De Nationale Raad heeft een reeks deontologische regels uitgewerkt tot regeling van o.a. de werking en de samenstelling van de ethische commissies en waarvan wij U als bijlage een kopie laten geworden.

De Nationale Raad heeft beslist een register bij te houden van alle in ons land bestaande ethische commissies, de samenstelling ervan te controleren en die lijst ter beschikking te stellen van de navorsers. Daarbij zal ervoor gewaakt worden dat voldoende ethische commissies bestaan binnen of buiten de faculteiten geneeskunde en hun aantal beantwoordt aan de noden van onze gemeenschappen. Bedoelde lijst zal worden medegedeeld aan de Minister die de Volksgezondheid onder zijn bevoegdheid heeft. Het zou nuttig zijn dat het koninklijk besluit deze beslissing van de Nationale Raad zou bekrachtigen door hem voormelde opdrachten uitdrukkelijk toe te vertrouwen.

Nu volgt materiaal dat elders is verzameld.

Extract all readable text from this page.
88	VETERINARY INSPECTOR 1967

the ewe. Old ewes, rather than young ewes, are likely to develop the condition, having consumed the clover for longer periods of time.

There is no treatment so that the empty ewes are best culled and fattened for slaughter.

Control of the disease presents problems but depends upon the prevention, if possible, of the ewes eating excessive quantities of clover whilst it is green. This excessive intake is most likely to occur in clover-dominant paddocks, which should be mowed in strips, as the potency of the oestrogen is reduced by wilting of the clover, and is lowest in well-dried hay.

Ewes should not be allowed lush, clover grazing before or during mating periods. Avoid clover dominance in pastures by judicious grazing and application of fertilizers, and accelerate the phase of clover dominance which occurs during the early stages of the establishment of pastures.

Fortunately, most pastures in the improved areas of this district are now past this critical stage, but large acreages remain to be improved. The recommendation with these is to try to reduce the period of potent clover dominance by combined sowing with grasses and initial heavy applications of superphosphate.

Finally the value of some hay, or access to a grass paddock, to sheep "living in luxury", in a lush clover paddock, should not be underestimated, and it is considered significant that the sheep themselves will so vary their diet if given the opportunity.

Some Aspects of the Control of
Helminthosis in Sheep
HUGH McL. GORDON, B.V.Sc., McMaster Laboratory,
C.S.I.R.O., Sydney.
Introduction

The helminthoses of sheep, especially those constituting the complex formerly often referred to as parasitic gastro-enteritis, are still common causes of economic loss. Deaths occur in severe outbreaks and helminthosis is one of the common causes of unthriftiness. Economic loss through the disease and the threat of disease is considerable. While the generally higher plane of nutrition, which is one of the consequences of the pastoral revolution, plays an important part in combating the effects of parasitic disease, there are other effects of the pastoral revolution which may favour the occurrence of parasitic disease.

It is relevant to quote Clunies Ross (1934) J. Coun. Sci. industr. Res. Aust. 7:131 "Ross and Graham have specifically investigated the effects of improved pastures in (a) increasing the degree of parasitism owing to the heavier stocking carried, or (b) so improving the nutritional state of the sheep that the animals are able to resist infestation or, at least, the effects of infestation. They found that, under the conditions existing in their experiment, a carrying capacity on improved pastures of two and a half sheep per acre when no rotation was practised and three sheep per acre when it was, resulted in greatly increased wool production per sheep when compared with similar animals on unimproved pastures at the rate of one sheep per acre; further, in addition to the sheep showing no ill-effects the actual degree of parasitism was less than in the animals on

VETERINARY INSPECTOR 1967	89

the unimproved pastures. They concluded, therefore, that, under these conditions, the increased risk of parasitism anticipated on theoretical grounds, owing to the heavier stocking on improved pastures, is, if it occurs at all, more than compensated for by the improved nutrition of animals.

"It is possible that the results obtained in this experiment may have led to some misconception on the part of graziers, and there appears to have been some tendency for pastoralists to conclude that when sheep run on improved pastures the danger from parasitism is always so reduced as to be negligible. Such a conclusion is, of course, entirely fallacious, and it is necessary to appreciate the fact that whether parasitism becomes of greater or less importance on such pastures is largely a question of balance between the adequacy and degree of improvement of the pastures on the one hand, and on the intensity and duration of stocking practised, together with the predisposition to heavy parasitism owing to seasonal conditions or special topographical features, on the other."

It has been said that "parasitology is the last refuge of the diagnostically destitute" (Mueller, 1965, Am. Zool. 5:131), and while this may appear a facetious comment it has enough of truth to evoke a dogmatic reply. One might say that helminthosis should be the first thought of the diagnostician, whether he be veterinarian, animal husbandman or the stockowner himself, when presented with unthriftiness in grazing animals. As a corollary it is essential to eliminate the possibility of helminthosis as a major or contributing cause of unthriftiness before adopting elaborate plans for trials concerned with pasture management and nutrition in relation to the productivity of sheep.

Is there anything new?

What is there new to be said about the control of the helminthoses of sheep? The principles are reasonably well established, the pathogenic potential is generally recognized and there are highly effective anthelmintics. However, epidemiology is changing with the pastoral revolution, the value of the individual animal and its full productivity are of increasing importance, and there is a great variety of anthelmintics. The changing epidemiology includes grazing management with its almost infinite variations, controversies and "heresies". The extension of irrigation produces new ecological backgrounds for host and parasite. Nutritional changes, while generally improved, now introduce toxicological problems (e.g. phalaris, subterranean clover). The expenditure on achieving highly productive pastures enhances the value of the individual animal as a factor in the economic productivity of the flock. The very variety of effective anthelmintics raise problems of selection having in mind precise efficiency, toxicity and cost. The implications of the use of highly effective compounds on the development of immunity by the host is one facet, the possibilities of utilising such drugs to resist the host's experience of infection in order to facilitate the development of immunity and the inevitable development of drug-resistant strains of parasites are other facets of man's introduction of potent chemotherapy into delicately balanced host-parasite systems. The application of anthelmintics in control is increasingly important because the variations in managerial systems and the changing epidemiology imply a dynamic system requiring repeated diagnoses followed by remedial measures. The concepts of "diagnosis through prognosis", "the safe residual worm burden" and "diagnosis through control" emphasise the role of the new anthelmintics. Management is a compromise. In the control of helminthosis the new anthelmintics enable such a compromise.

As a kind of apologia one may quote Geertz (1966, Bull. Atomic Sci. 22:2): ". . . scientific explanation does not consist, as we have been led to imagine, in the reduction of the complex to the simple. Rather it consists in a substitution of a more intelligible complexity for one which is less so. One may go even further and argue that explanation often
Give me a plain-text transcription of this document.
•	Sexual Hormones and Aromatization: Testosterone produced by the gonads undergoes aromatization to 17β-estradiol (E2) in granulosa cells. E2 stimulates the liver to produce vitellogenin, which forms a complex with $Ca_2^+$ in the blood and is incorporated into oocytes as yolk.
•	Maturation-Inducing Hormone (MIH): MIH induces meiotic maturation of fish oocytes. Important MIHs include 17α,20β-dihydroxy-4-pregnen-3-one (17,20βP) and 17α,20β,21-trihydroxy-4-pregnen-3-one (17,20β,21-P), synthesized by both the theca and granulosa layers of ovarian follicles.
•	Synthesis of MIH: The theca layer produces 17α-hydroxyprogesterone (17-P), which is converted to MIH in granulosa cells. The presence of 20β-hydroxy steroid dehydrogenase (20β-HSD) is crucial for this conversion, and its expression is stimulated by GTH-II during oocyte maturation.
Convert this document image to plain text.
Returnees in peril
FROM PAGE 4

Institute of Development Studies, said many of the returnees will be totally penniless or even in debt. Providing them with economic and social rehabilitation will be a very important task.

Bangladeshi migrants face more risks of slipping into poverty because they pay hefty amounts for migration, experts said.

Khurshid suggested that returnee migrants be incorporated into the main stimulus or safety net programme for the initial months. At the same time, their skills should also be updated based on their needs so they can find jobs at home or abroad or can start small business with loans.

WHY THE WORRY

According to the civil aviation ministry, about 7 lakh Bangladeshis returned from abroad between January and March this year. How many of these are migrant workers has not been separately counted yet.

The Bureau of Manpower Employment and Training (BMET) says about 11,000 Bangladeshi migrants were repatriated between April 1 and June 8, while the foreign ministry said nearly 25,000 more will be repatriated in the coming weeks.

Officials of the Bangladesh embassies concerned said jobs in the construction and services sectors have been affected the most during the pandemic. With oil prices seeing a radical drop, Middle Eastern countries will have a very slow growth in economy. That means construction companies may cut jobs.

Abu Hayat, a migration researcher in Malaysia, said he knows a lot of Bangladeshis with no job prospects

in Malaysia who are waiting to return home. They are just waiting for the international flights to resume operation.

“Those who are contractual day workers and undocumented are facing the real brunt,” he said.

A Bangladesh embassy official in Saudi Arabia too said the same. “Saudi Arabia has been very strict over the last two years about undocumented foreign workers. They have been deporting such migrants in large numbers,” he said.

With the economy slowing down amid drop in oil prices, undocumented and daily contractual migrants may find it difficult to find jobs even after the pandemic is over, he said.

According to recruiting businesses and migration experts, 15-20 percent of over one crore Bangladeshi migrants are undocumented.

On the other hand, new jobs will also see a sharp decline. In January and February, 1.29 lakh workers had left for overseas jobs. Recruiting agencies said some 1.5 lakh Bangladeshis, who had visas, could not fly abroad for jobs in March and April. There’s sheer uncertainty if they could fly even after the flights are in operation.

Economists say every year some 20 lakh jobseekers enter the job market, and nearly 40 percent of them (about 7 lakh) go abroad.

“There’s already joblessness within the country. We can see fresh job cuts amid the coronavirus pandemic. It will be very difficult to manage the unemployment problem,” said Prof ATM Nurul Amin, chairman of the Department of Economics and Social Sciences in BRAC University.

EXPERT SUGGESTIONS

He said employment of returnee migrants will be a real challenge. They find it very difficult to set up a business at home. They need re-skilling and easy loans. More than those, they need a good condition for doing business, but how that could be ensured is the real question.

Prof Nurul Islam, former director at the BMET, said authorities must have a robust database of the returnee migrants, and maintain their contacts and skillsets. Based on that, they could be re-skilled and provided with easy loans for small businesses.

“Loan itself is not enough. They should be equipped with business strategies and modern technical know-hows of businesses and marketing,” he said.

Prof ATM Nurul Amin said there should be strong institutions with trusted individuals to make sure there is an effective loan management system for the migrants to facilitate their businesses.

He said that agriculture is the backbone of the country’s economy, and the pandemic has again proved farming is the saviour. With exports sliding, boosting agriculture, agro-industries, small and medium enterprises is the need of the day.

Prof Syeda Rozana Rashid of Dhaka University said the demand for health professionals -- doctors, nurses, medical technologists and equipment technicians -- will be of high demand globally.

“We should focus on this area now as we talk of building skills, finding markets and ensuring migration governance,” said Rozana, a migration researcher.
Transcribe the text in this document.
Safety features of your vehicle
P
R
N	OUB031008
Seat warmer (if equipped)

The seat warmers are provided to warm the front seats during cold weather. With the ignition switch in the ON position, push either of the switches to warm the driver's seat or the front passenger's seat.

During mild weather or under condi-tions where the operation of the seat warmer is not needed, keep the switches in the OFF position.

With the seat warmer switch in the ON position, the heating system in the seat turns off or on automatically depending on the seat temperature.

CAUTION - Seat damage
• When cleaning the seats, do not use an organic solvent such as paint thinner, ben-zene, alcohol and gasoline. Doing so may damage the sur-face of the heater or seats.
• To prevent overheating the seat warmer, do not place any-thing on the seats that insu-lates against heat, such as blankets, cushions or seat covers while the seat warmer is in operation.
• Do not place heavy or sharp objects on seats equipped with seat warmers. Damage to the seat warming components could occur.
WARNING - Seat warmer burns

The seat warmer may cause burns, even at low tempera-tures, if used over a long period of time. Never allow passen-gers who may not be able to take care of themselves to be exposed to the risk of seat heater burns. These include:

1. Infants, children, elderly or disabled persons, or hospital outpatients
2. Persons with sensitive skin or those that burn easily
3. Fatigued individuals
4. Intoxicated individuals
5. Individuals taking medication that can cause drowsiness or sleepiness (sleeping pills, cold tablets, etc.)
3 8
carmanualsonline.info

De provinciale raden van de Orde der geneesheren zijn gemachtigd om maatregelen te treffen lastens geneesheren die handelen in strijd met de deontologische regels inzake de biomedische research op proefpersonen zoals door de Nationale Raad uitgevaardigd.

(...)
(zie p. 18 en p. 20)


(*) O.T. nr 32 (1983‑1984) p. 47‑48.